As mentioned above, a major limitation to the research reviewed pertains to the lack of patient health outcome measures in the majority of studies. Only two studies included such an evaluation variable, and both generated non-significant impacts—most likely due to low participant numbers and participant attrition. Future research should include evaluation of the practical effects of CC in PCC programs in terms of patient health outcomes. Another limitation comprises the fact that the review did not include studies published in languages other than English, thus limiting an international viewpoint. The current review was unable to include non-English language studies due to lack of funds to meet costs related to translation services. Finally, the difference in research design across studies—and the consequent difficulty in synthesizing and comparing the results of the research—also represents an important limitation.
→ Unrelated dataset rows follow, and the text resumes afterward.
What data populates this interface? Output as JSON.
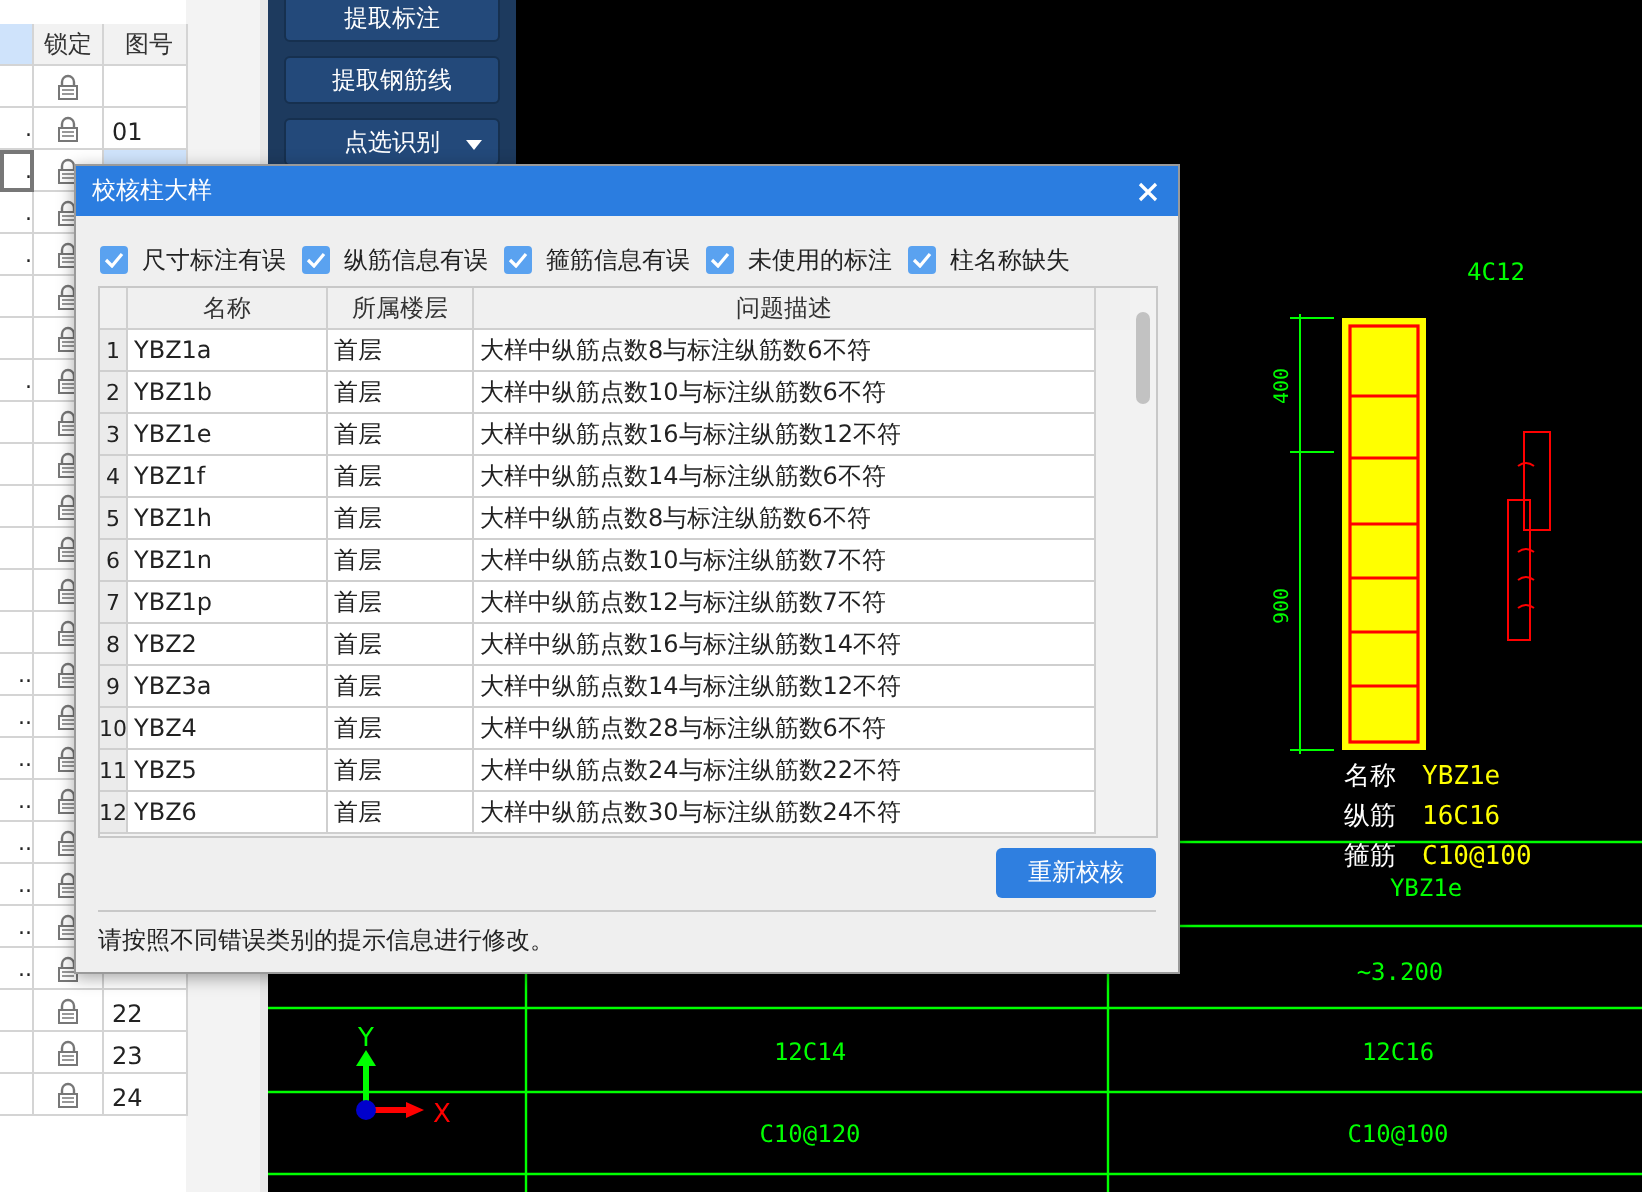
{
  "left_table": {
    "columns": [
      "锁定",
      "图号"
    ],
    "rows": [
      {
        "cut": "",
        "number": "",
        "selected": false
      },
      {
        "cut": ".",
        "number": "01",
        "selected": false
      },
      {
        "cut": ".",
        "selected": true
      },
      {
        "cut": ".",
        "selected": false
      },
      {
        "cut": ".",
        "selected": false
      },
      {
        "cut": "",
        "selected": false
      },
      {
        "cut": "",
        "selected": false
      },
      {
        "cut": ".",
        "selected": false
      },
      {
        "cut": "",
        "selected": false
      },
      {
        "cut": "",
        "selected": false
      },
      {
        "cut": "",
        "selected": false
      },
      {
        "cut": "",
        "selected": false
      },
      {
        "cut": "",
        "selected": false
      },
      {
        "cut": "",
        "selected": false
      },
      {
        "cut": "..",
        "selected": false
      },
      {
        "cut": "..",
        "selected": false
      },
      {
        "cut": "..",
        "selected": false
      },
      {
        "cut": "..",
        "selected": false
      },
      {
        "cut": "..",
        "selected": false
      },
      {
        "cut": "..",
        "selected": false
      },
      {
        "cut": "..",
        "selected": false
      },
      {
        "cut": "..",
        "selected": false
      },
      {
        "cut": "",
        "number": "22",
        "selected": false
      },
      {
        "cut": "",
        "number": "23",
        "selected": false
      },
      {
        "cut": "",
        "number": "24",
        "selected": false
      }
    ]
  },
  "tool_buttons": [
    {
      "label": "提取标注",
      "dropdown": false
    },
    {
      "label": "提取钢筋线",
      "dropdown": false
    },
    {
      "label": "点选识别",
      "dropdown": true
    }
  ],
  "cad": {
    "top_label": "4C12",
    "dims": [
      "400",
      "900"
    ],
    "legend": [
      {
        "label": "名称",
        "value": "YBZ1e"
      },
      {
        "label": "纵筋",
        "value": "16C16"
      },
      {
        "label": "箍筋",
        "value": "C10@100"
      }
    ],
    "grid_labels": [
      "YBZ1e",
      "~3.200",
      "12C14",
      "12C16",
      "C10@120",
      "C10@100"
    ],
    "axis": [
      "Y",
      "X"
    ]
  },
  "dialog": {
    "title": "校核柱大样",
    "filters": [
      {
        "label": "尺寸标注有误",
        "checked": true
      },
      {
        "label": "纵筋信息有误",
        "checked": true
      },
      {
        "label": "箍筋信息有误",
        "checked": true
      },
      {
        "label": "未使用的标注",
        "checked": true
      },
      {
        "label": "柱名称缺失",
        "checked": true
      }
    ],
    "columns": [
      "名称",
      "所属楼层",
      "问题描述"
    ],
    "rows": [
      {
        "no": "1",
        "name": "YBZ1a",
        "floor": "首层",
        "issue": "大样中纵筋点数8与标注纵筋数6不符"
      },
      {
        "no": "2",
        "name": "YBZ1b",
        "floor": "首层",
        "issue": "大样中纵筋点数10与标注纵筋数6不符"
      },
      {
        "no": "3",
        "name": "YBZ1e",
        "floor": "首层",
        "issue": "大样中纵筋点数16与标注纵筋数12不符"
      },
      {
        "no": "4",
        "name": "YBZ1f",
        "floor": "首层",
        "issue": "大样中纵筋点数14与标注纵筋数6不符"
      },
      {
        "no": "5",
        "name": "YBZ1h",
        "floor": "首层",
        "issue": "大样中纵筋点数8与标注纵筋数6不符"
      },
      {
        "no": "6",
        "name": "YBZ1n",
        "floor": "首层",
        "issue": "大样中纵筋点数10与标注纵筋数7不符"
      },
      {
        "no": "7",
        "name": "YBZ1p",
        "floor": "首层",
        "issue": "大样中纵筋点数12与标注纵筋数7不符"
      },
      {
        "no": "8",
        "name": "YBZ2",
        "floor": "首层",
        "issue": "大样中纵筋点数16与标注纵筋数14不符"
      },
      {
        "no": "9",
        "name": "YBZ3a",
        "floor": "首层",
        "issue": "大样中纵筋点数14与标注纵筋数12不符"
      },
      {
        "no": "10",
        "name": "YBZ4",
        "floor": "首层",
        "issue": "大样中纵筋点数28与标注纵筋数6不符"
      },
      {
        "no": "11",
        "name": "YBZ5",
        "floor": "首层",
        "issue": "大样中纵筋点数24与标注纵筋数22不符"
      },
      {
        "no": "12",
        "name": "YBZ6",
        "floor": "首层",
        "issue": "大样中纵筋点数30与标注纵筋数24不符"
      }
    ],
    "action_button": "重新校核",
    "hint": "请按照不同错误类别的提示信息进行修改。"
  }
}
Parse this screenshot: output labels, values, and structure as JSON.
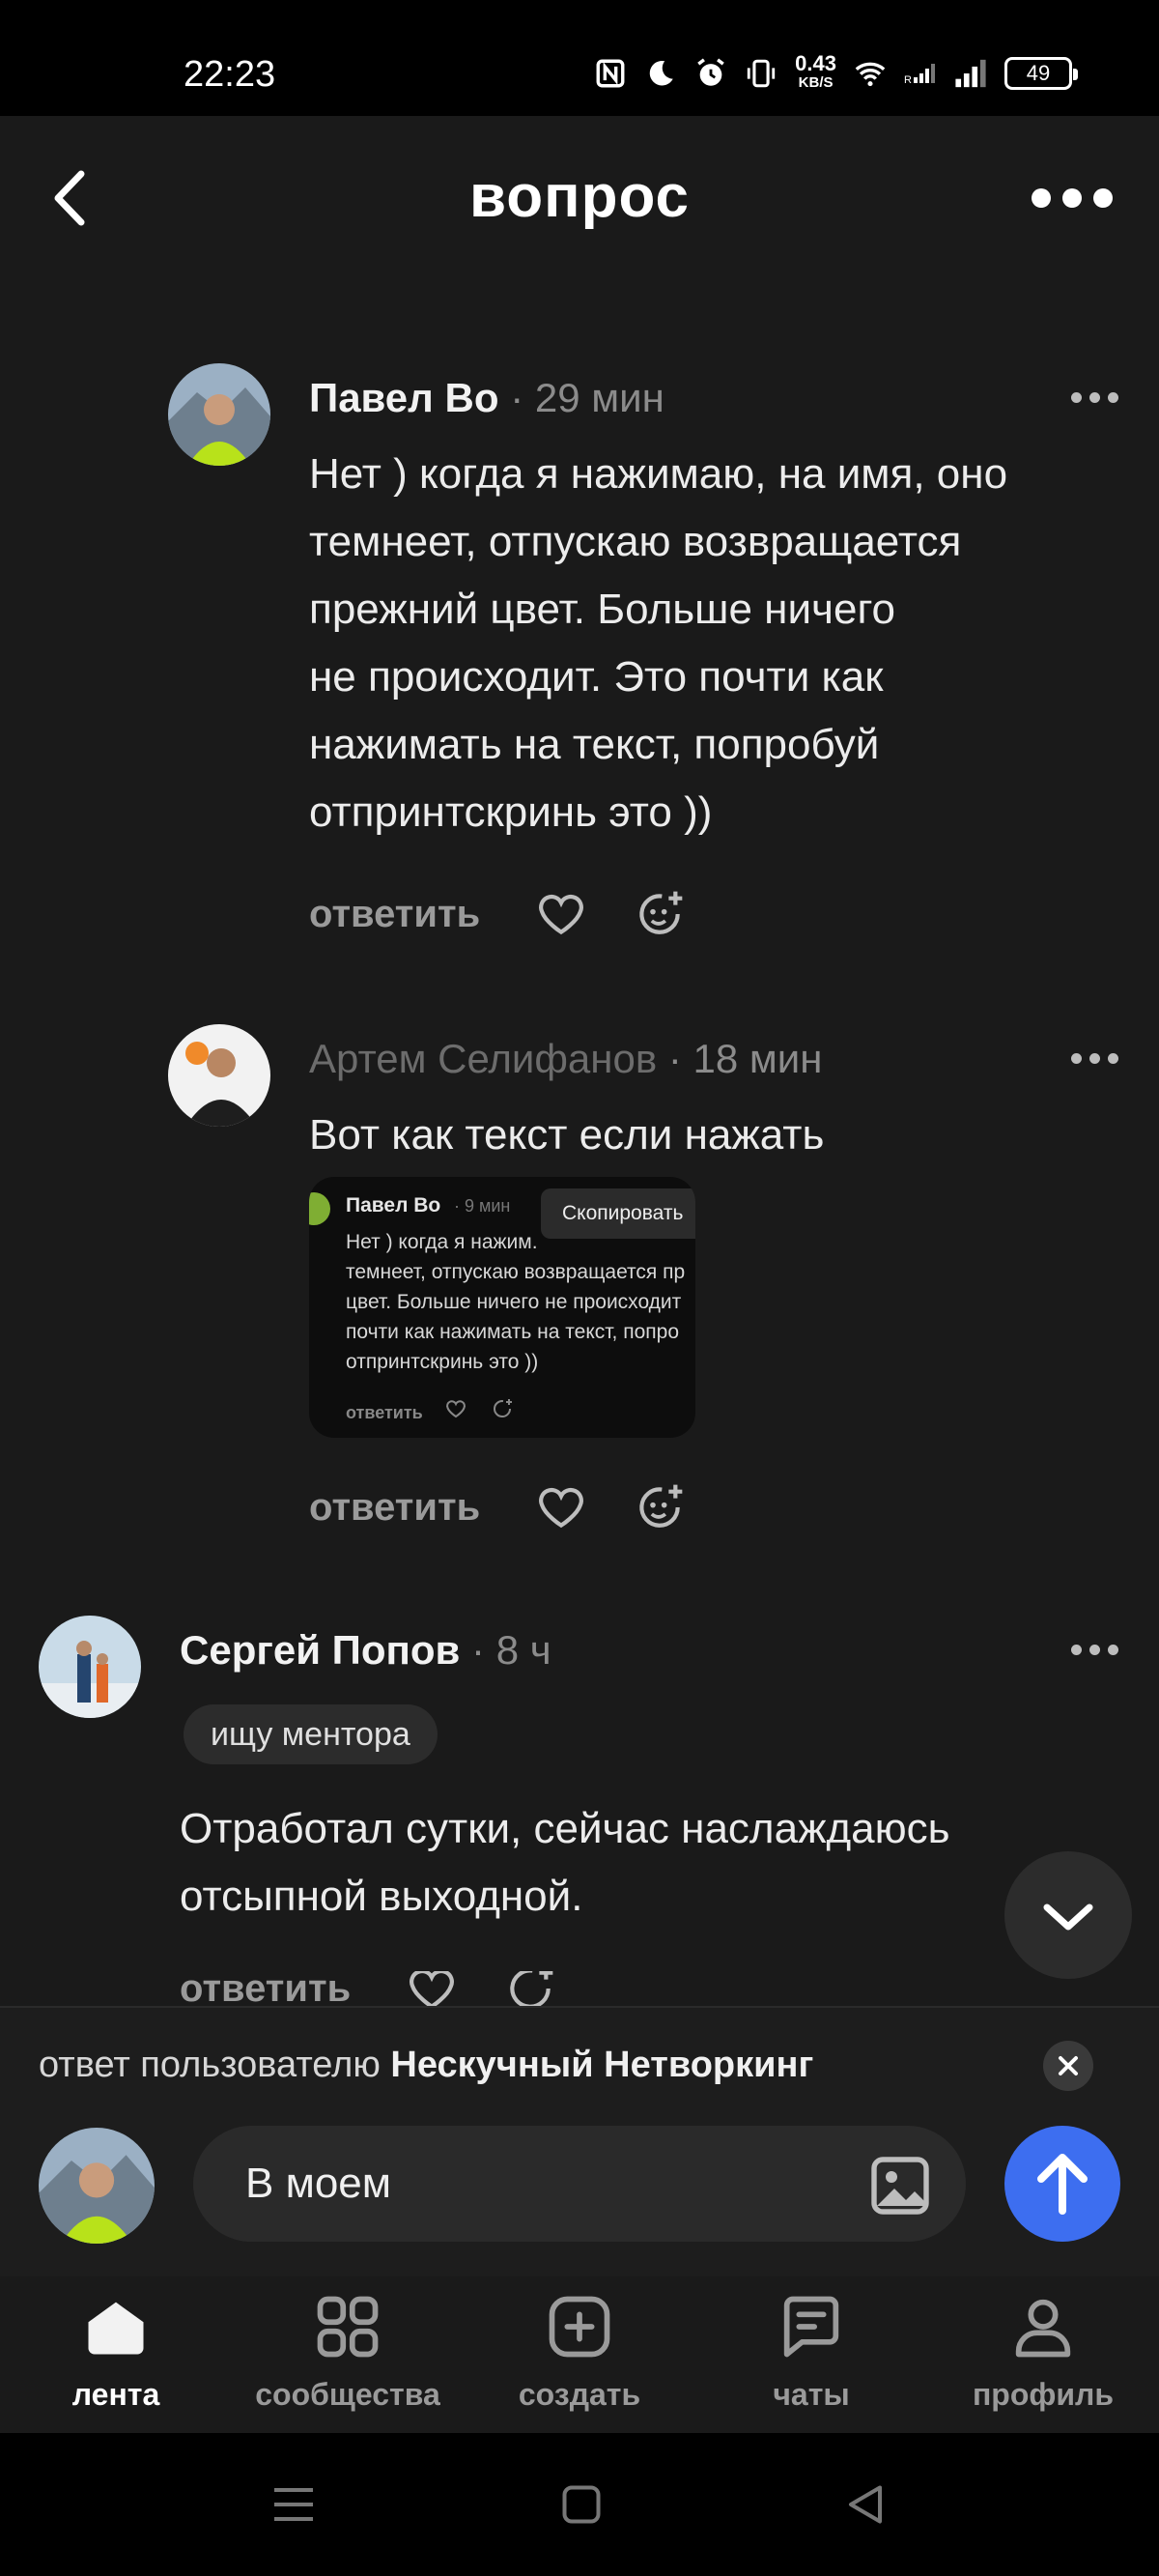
{
  "status_bar": {
    "time": "22:23",
    "speed_value": "0.43",
    "speed_unit": "KB/S",
    "battery": "49"
  },
  "header": {
    "title": "вопрос"
  },
  "comments": [
    {
      "author": "Павел Во",
      "time": "· 29 мин",
      "text_lines": [
        "Нет ) когда я нажимаю, на имя, оно",
        "темнеет, отпускаю возвращается",
        "прежний цвет. Больше ничего",
        "не происходит. Это почти как",
        "нажимать на текст, попробуй",
        "отпринтскринь это ))"
      ],
      "reply_label": "ответить"
    },
    {
      "author": "Артем Селифанов",
      "time": "· 18 мин",
      "text": "Вот как текст если нажать",
      "reply_label": "ответить",
      "embed": {
        "author": "Павел Во",
        "time": "· 9 мин",
        "tooltip": "Скопировать",
        "text_lines": [
          "Нет ) когда я нажим.",
          "темнеет, отпускаю возвращается пр",
          "цвет. Больше ничего не происходит",
          "почти как нажимать на текст, попро",
          "отпринтскринь это ))"
        ],
        "reply_label": "ответить"
      }
    },
    {
      "author": "Сергей Попов",
      "time": "· 8 ч",
      "tag": "ищу ментора",
      "text_lines": [
        "Отработал сутки, сейчас наслаждаюсь",
        "отсыпной выходной."
      ],
      "reply_label": "ответить"
    }
  ],
  "reply_bar": {
    "prefix": "ответ пользователю",
    "recipient": "Нескучный Нетворкинг",
    "input_value": "В моем"
  },
  "tabs": [
    {
      "label": "лента",
      "icon": "home-icon",
      "active": true
    },
    {
      "label": "сообщества",
      "icon": "grid-icon",
      "active": false
    },
    {
      "label": "создать",
      "icon": "plus-square-icon",
      "active": false
    },
    {
      "label": "чаты",
      "icon": "chat-icon",
      "active": false
    },
    {
      "label": "профиль",
      "icon": "person-icon",
      "active": false
    }
  ],
  "colors": {
    "background": "#1a1a1a",
    "accent": "#3d6ef0",
    "muted": "#9a9a9a"
  }
}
The objective of this systematic review centered on the effectiveness of PCC models that incorporate a CC perspective, in improving health outcomes among CALD patients. Of the initial 1450 studies identified in the first search round, 13 met the final inclusion criteria and were included in the review. The majority of the research demonstrated effectiveness of PCC models in terms of clinician/practitioner cultural knowledge, awareness and sensitivity. Only two articles examined effects of the intervention programs on patient health outcomes, with both studies reporting non-significant results on these variables. As such, although the programs may increase practitioner knowledge and awareness, there is no evidence that this translates to improved patient health. More research is, thus, required to properly examine the impact, if any, of CC PCC models on health outcomes.


This study was funded by the Australian Commission of Safety and Quality in Health Care.